HoloClean / holoclean

A Machine Learning System for Data Enrichment.
http://www.holoclean.io
Apache License 2.0
514 stars 129 forks source link

translation of simple DCs with a constant to SQL queries not working #44

Closed pmaetzig closed 4 years ago

pmaetzig commented 5 years ago

Hi,

when I implement simple DCs that compare the given attribute to a constant, HoloClean does not generate a syntactically correct SQL query from that DC. I reproduced this behaviour on the iris dataset as I can't share my data.

The data

The iris dataset and one single - semantically nonsensical, but syntactically ok - denial constraint that looks like the following:

t1&EQ(t1.sepal_length,"6.9")

The error

Error detection according to the DC works fine (the constraint detects 4 cells which is expected from the data).

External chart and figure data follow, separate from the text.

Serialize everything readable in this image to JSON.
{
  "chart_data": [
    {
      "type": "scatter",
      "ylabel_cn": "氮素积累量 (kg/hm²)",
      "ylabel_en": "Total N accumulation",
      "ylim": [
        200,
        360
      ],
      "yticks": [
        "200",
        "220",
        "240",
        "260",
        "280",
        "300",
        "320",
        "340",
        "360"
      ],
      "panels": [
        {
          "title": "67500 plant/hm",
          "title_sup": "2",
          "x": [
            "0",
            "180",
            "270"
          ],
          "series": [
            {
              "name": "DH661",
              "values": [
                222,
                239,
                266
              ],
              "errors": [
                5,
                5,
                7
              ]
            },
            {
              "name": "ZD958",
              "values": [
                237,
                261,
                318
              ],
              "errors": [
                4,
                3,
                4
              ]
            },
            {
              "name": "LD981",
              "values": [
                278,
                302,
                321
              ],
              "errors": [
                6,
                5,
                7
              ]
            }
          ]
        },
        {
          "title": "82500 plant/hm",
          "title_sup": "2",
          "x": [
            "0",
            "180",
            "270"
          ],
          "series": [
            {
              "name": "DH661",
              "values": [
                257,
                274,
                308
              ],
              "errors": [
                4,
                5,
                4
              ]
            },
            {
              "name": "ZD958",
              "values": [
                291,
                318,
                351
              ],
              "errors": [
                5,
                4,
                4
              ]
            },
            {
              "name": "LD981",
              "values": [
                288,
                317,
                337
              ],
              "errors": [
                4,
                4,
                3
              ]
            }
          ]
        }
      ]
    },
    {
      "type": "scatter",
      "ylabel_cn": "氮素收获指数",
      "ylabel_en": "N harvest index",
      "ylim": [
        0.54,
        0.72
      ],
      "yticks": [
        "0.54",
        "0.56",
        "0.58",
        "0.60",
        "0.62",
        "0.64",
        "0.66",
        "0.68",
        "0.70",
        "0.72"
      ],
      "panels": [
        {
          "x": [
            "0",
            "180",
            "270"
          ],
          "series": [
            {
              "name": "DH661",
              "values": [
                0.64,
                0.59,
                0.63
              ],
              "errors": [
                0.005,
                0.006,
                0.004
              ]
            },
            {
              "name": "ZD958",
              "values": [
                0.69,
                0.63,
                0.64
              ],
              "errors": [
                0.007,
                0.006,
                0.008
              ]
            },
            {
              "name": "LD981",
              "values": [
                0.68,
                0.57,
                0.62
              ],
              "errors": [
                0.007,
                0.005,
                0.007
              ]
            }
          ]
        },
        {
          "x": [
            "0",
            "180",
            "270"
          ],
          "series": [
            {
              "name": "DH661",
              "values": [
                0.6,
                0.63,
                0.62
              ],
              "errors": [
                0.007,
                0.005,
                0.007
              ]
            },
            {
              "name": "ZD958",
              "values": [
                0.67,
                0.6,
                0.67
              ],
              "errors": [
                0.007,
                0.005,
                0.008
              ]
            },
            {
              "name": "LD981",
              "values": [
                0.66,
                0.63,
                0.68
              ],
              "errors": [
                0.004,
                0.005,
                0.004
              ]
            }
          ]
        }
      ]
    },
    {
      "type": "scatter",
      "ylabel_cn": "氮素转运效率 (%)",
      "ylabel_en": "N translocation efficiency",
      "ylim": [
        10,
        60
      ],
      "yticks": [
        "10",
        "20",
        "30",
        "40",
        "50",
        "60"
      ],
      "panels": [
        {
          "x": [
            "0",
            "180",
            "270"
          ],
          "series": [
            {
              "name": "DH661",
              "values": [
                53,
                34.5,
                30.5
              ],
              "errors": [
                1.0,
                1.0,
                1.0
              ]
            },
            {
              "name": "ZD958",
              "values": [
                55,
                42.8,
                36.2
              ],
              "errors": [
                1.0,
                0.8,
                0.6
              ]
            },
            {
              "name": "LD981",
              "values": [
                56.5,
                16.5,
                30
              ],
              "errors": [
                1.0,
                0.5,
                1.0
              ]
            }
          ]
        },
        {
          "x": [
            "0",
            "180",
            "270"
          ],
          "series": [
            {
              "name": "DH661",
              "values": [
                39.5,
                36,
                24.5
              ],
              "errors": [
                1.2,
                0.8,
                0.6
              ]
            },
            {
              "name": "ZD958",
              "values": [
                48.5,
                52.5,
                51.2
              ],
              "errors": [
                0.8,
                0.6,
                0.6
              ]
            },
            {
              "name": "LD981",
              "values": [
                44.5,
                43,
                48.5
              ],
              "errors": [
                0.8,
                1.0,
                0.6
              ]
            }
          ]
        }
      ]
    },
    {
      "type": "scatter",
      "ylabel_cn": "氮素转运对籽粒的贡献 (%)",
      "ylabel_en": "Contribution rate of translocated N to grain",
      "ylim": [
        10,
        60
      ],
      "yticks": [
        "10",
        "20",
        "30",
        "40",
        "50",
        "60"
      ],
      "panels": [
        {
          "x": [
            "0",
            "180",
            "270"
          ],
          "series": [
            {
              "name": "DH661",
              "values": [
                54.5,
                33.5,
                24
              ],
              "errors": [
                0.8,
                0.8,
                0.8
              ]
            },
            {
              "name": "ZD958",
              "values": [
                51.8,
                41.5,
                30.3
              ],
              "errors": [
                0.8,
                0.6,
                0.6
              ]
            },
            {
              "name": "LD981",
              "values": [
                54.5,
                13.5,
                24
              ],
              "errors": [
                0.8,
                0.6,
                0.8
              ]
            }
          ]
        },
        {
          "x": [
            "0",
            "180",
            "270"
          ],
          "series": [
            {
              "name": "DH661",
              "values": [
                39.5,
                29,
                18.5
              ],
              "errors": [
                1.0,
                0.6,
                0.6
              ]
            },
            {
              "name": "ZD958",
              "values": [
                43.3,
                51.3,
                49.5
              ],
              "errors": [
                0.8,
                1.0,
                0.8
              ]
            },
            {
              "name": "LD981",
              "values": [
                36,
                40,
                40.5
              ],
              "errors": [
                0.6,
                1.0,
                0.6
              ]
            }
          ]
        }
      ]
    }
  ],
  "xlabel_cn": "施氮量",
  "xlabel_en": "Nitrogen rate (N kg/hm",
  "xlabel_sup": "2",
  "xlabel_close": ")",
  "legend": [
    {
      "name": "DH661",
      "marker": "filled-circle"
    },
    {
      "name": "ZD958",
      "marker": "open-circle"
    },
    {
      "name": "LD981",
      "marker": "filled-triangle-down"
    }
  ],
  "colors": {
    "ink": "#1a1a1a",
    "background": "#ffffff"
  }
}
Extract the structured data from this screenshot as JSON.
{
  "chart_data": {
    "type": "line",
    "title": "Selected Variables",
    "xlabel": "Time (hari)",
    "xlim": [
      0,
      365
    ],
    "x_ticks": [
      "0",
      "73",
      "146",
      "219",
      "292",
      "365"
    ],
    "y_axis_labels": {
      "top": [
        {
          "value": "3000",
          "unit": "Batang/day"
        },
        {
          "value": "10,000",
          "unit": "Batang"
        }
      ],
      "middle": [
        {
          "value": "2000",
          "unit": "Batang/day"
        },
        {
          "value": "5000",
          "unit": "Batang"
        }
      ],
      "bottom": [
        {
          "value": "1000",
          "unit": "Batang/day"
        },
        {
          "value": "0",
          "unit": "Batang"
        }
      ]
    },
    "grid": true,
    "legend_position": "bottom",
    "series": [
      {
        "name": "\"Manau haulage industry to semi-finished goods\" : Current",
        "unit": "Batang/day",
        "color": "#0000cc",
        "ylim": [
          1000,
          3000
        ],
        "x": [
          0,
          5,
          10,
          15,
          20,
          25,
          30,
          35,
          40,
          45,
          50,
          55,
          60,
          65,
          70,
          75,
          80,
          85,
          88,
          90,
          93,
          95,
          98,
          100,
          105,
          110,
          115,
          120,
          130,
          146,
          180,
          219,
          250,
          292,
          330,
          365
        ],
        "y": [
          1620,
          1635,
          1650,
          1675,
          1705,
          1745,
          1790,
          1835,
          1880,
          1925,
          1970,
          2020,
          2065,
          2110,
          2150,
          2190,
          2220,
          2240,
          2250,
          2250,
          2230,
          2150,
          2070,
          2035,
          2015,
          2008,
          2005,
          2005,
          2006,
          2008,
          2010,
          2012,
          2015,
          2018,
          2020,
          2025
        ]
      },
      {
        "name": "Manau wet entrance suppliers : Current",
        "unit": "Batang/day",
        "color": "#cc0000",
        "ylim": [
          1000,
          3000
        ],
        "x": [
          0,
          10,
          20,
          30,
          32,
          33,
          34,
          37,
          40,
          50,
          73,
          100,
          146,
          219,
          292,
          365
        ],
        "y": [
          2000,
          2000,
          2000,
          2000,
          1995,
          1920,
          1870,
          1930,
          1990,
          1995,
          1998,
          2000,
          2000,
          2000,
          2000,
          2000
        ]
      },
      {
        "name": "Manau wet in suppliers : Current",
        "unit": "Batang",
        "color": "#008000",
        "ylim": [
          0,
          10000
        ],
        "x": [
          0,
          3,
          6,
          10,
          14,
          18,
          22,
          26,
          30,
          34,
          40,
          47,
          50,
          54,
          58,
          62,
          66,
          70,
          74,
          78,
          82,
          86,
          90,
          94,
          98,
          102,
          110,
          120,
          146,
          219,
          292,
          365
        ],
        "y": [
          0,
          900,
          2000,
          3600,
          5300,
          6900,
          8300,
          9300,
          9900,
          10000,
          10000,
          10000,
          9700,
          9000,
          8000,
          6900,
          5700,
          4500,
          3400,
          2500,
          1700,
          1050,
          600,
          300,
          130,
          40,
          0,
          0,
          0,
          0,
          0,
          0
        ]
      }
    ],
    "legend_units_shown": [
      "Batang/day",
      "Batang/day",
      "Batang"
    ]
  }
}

However, during the call of repair_errors, the following error occurs:

ProgrammingError: syntax error at or near "AND"
LINE 1: ...= t2._tid_ AND t2.attribute = 'sepal_length' AND  AND t2.rv_...

Which fails to be executed due to the "AND AND". Some digging makes me think that the error occurs during setting up the featurizers, more specifically when the tensor for the dcfeaturizer is created (l.17 in repair/featurize/featurize.py ).

Any ideas on why that might happen; perhaps a faulty template for the SQL queries?